In 1973, the American Psychiatric Association decided to publish a revised edition of their Diagnostic and Statistical Manual (DSM). There was great hope that a new manual would display psychiatry as a scientific field and aid in combating the attacks of an aggressive anti-psychiatry movement that had persisted for more than a decade.
The Making of DSM-III is a book about the manual that resulted in 1980-DSM-III-a far-reaching revisionist work that created a revolution in American psychiatry. Its development precipitated a historic clash between the DSM-III Task Force - a group of descriptive, empirically oriented psychiatrists and psychologists - and the psychoanalysts the Task Force was determined to dethrone from their dominance in American psychiatry. DSM-III also inaugurated an era in which it and the diagnostic
manuals that followed played enormous roles in the daily lives of persons and organizations all over the world, for the DSMs have been translated into many languages.

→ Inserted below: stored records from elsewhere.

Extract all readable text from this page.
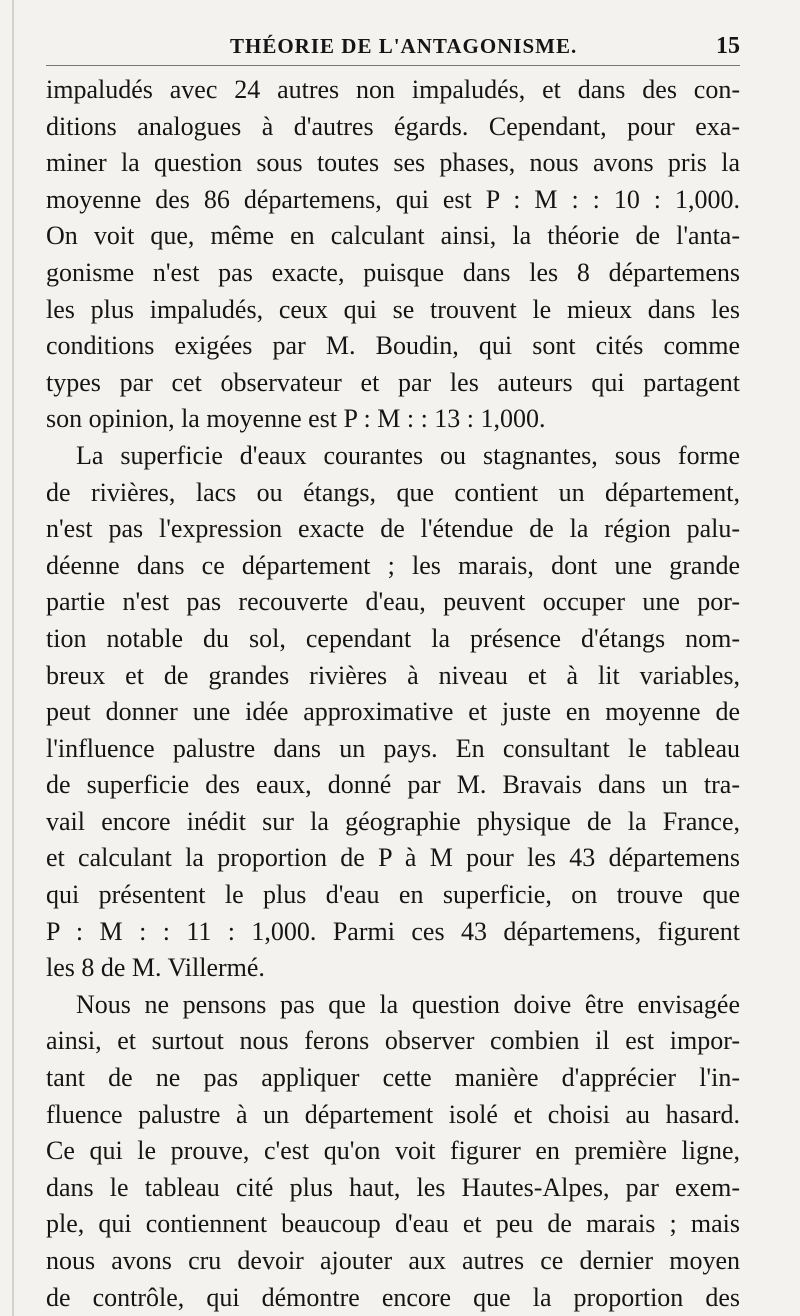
THÉORIE DE L'ANTAGONISME.	15
impaludés avec 24 autres non impaludés, et dans des con-
ditions analogues à d'autres égards. Cependant, pour exa-
miner la question sous toutes ses phases, nous avons pris la
moyenne des 86 départemens, qui est P : M : : 10 : 1,000.
On voit que, même en calculant ainsi, la théorie de l'anta-
gonisme n'est pas exacte, puisque dans les 8 départemens
les plus impaludés, ceux qui se trouvent le mieux dans les
conditions exigées par M. Boudin, qui sont cités comme
types par cet observateur et par les auteurs qui partagent
son opinion, la moyenne est P : M : : 13 : 1,000.
La superficie d'eaux courantes ou stagnantes, sous forme
de rivières, lacs ou étangs, que contient un département,
n'est pas l'expression exacte de l'étendue de la région palu-
déenne dans ce département ; les marais, dont une grande
partie n'est pas recouverte d'eau, peuvent occuper une por-
tion notable du sol, cependant la présence d'étangs nom-
breux et de grandes rivières à niveau et à lit variables,
peut donner une idée approximative et juste en moyenne de
l'influence palustre dans un pays. En consultant le tableau
de superficie des eaux, donné par M. Bravais dans un tra-
vail encore inédit sur la géographie physique de la France,
et calculant la proportion de P à M pour les 43 départemens
qui présentent le plus d'eau en superficie, on trouve que
P : M : : 11 : 1,000. Parmi ces 43 départemens, figurent
les 8 de M. Villermé.
Nous ne pensons pas que la question doive être envisagée
ainsi, et surtout nous ferons observer combien il est impor-
tant de ne pas appliquer cette manière d'apprécier l'in-
fluence palustre à un département isolé et choisi au hasard.
Ce qui le prouve, c'est qu'on voit figurer en première ligne,
dans le tableau cité plus haut, les Hautes-Alpes, par exem-
ple, qui contiennent beaucoup d'eau et peu de marais ; mais
nous avons cru devoir ajouter aux autres ce dernier moyen
de contrôle, qui démontre encore que la proportion des
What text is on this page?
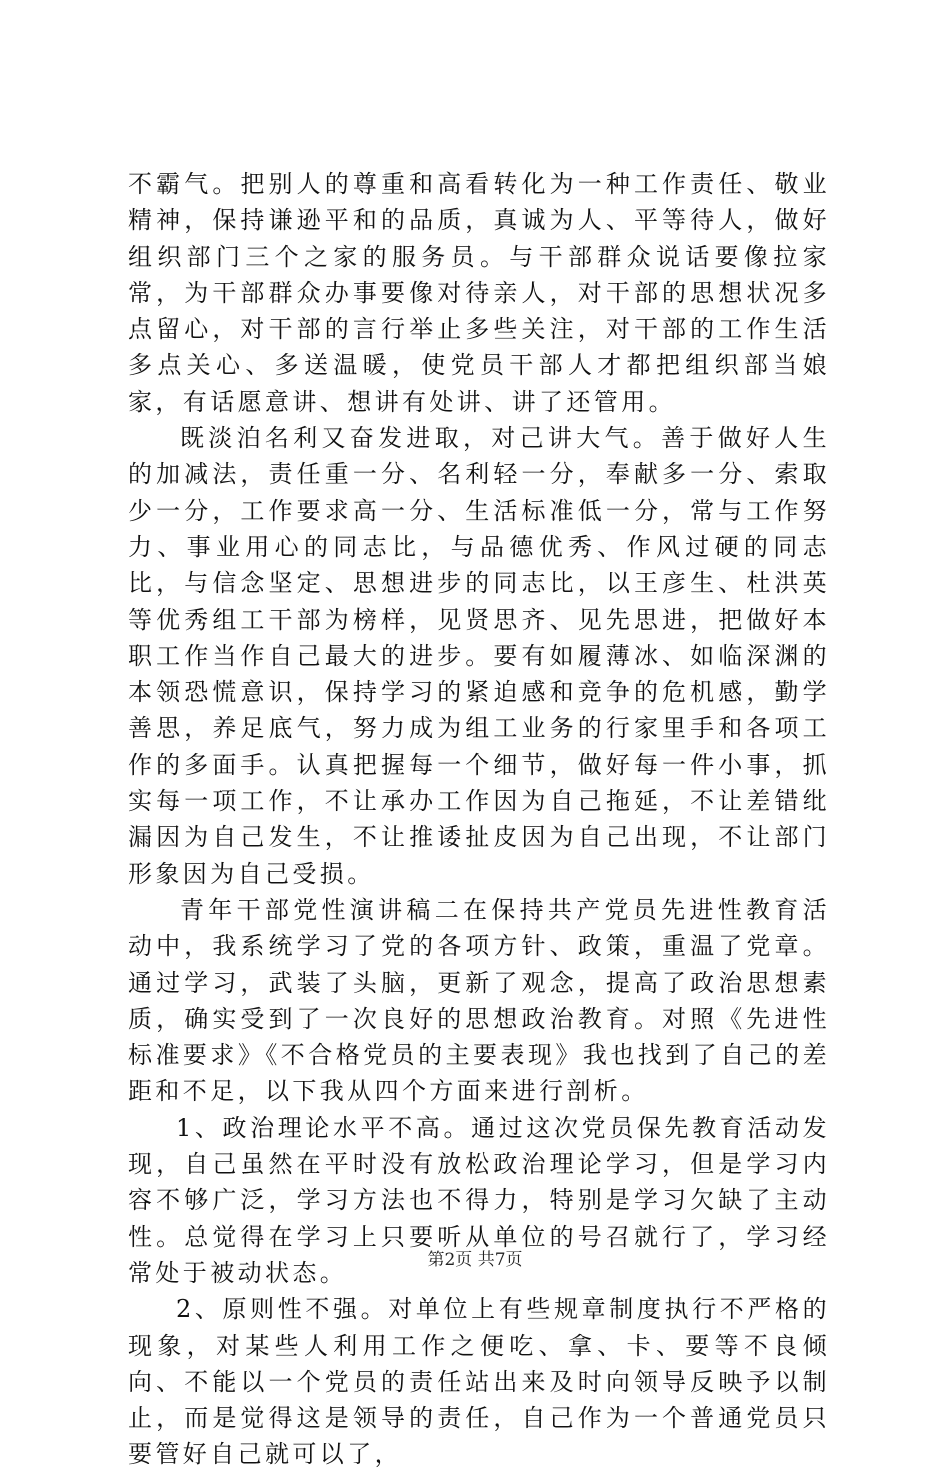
不霸气。把别人的尊重和高看转化为一种工作责任、敬业精神，保持谦逊平和的品质，真诚为人、平等待人，做好组织部门三个之家的服务员。与干部群众说话要像拉家常，为干部群众办事要像对待亲人，对干部的思想状况多点留心，对干部的言行举止多些关注，对干部的工作生活多点关心、多送温暖，使党员干部人才都把组织部当娘家，有话愿意讲、想讲有处讲、讲了还管用。

既淡泊名利又奋发进取，对己讲大气。善于做好人生的加减法，责任重一分、名利轻一分，奉献多一分、索取少一分，工作要求高一分、生活标准低一分，常与工作努力、事业用心的同志比，与品德优秀、作风过硬的同志比，与信念坚定、思想进步的同志比，以王彦生、杜洪英等优秀组工干部为榜样，见贤思齐、见先思进，把做好本职工作当作自己最大的进步。要有如履薄冰、如临深渊的本领恐慌意识，保持学习的紧迫感和竞争的危机感，勤学善思，养足底气，努力成为组工业务的行家里手和各项工作的多面手。认真把握每一个细节，做好每一件小事，抓实每一项工作，不让承办工作因为自己拖延，不让差错纰漏因为自己发生，不让推诿扯皮因为自己出现，不让部门形象因为自己受损。

青年干部党性演讲稿二在保持共产党员先进性教育活动中，我系统学习了党的各项方针、政策，重温了党章。通过学习，武装了头脑，更新了观念，提高了政治思想素质，确实受到了一次良好的思想政治教育。对照《先进性标准要求》《不合格党员的主要表现》我也找到了自己的差距和不足，以下我从四个方面来进行剖析。

1、政治理论水平不高。通过这次党员保先教育活动发现，自己虽然在平时没有放松政治理论学习，但是学习内容不够广泛，学习方法也不得力，特别是学习欠缺了主动性。总觉得在学习上只要听从单位的号召就行了，学习经常处于被动状态。

2、原则性不强。对单位上有些规章制度执行不严格的现象，对某些人利用工作之便吃、拿、卡、要等不良倾向、不能以一个党员的责任站出来及时向领导反映予以制止，而是觉得这是领导的责任，自己作为一个普通党员只要管好自己就可以了，

第2页 共7页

The radical revision process was led by the psychiatrist Robert L. Spitzer, a many-talented man of great determination, energy, and tactical skills, arguably the most influential psychiatrist of the second half of the 20th Century. Spitzer created as major a change in descriptive psychiatry and classification as had the renowned German psychiatrist Emil Kraepelin, almost a century earlier. Kraepelin had been the epochal delineator of dementia praecox from manic-depressive illness, the
forerunners of modern schizophrenia and bipolar disorder.
In her book, Hannah Decker portrays the many internal and external battles that roiled the creation of DSM-III and analyzes both its positive achievements and significant drawbacks. She also astutely explores the deleterious effects of the violent swings in scientific orientation that have dominated psychiatry over the past 200 years and are still alive today.
Decker has written a revealing and exciting book that is based on archival sources never before used as well as extensive interviews with the psychiatrists and psychologists who have brought into being the psychiatry we know today.